Schulz often lovingly writes Ms. Claudius‘ name in triplicate: “Tracey Tracey Tracey.” One letter comments on Ms. Claudius‘ “good points,” including being “beepable,” “huggable” and “buggable” — language he applied to Lucy and Snoopy in later comic strips, such as “Lucy playfully beeped Snoopy’s nose” and Snoopy calling himself “buggable and huggable.”
In two letters from 1970, Schulz writes that he must cease calling Ms. Claudius because his long-distance phone calls to her had been discovered by his wife.

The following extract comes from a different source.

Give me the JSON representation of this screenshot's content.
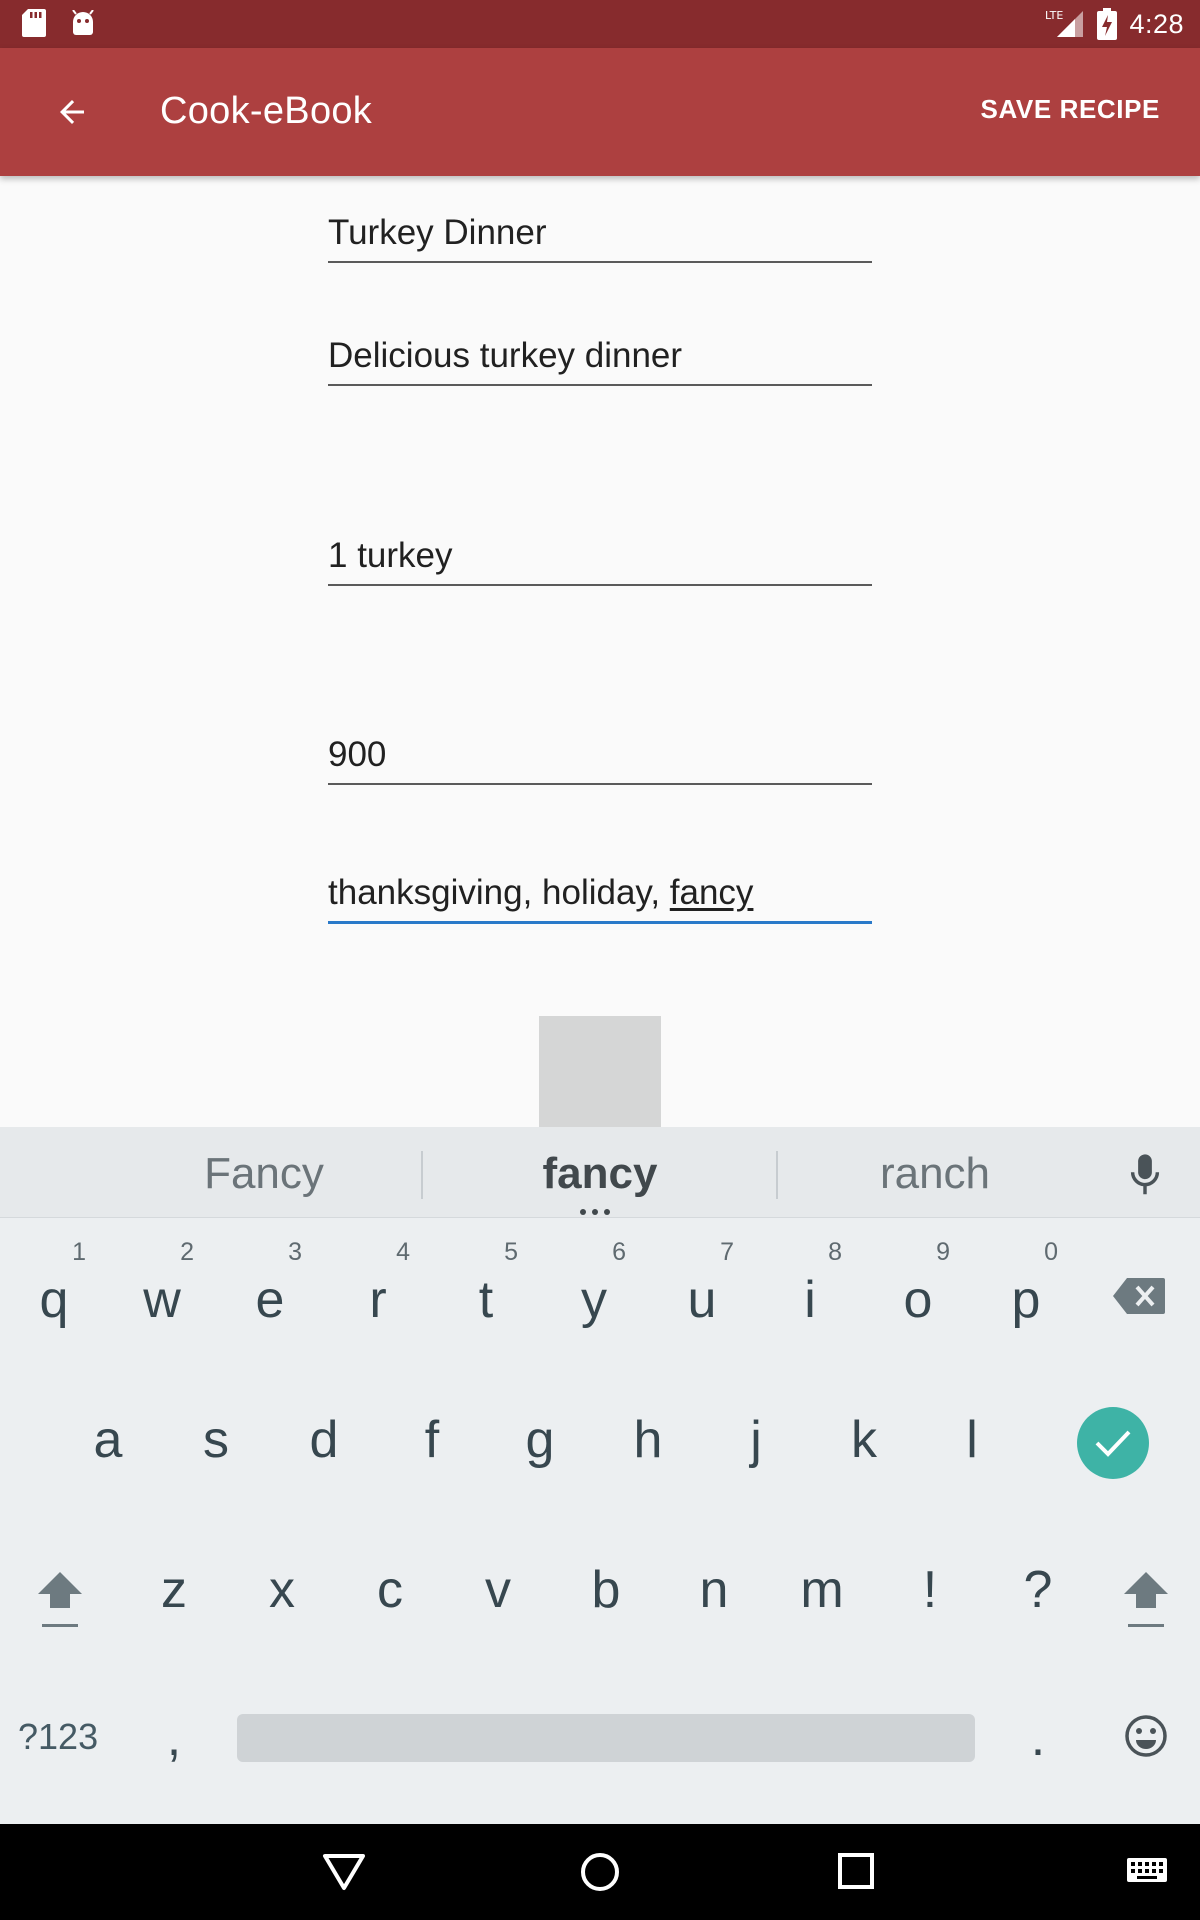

Soon after, he created a strip in which Charlie Brown berated Snoopy for his obnoxious behavior when he’s not allowed to go out “to see that girl beagle.” In subsequent panels, Charlie warns Snoopy “you’d better start behaving yourself,” and when Snoopy picks up the telephone, Charlie Brown yells: “And stop making those long-distance phone calls.”
He also sent her a dictionary dust jacket filled with comments, including “I’m going to return my new dictionary … there are no words to tell you how much I love you.”
In his 2007 book, “Schulz and Peanuts: A Biography,” David Michaelis said Schulz was almost between two marriages when he embarked on the romance with Ms. Claudius. The first marriage ended in 1972; he remarried in 1973.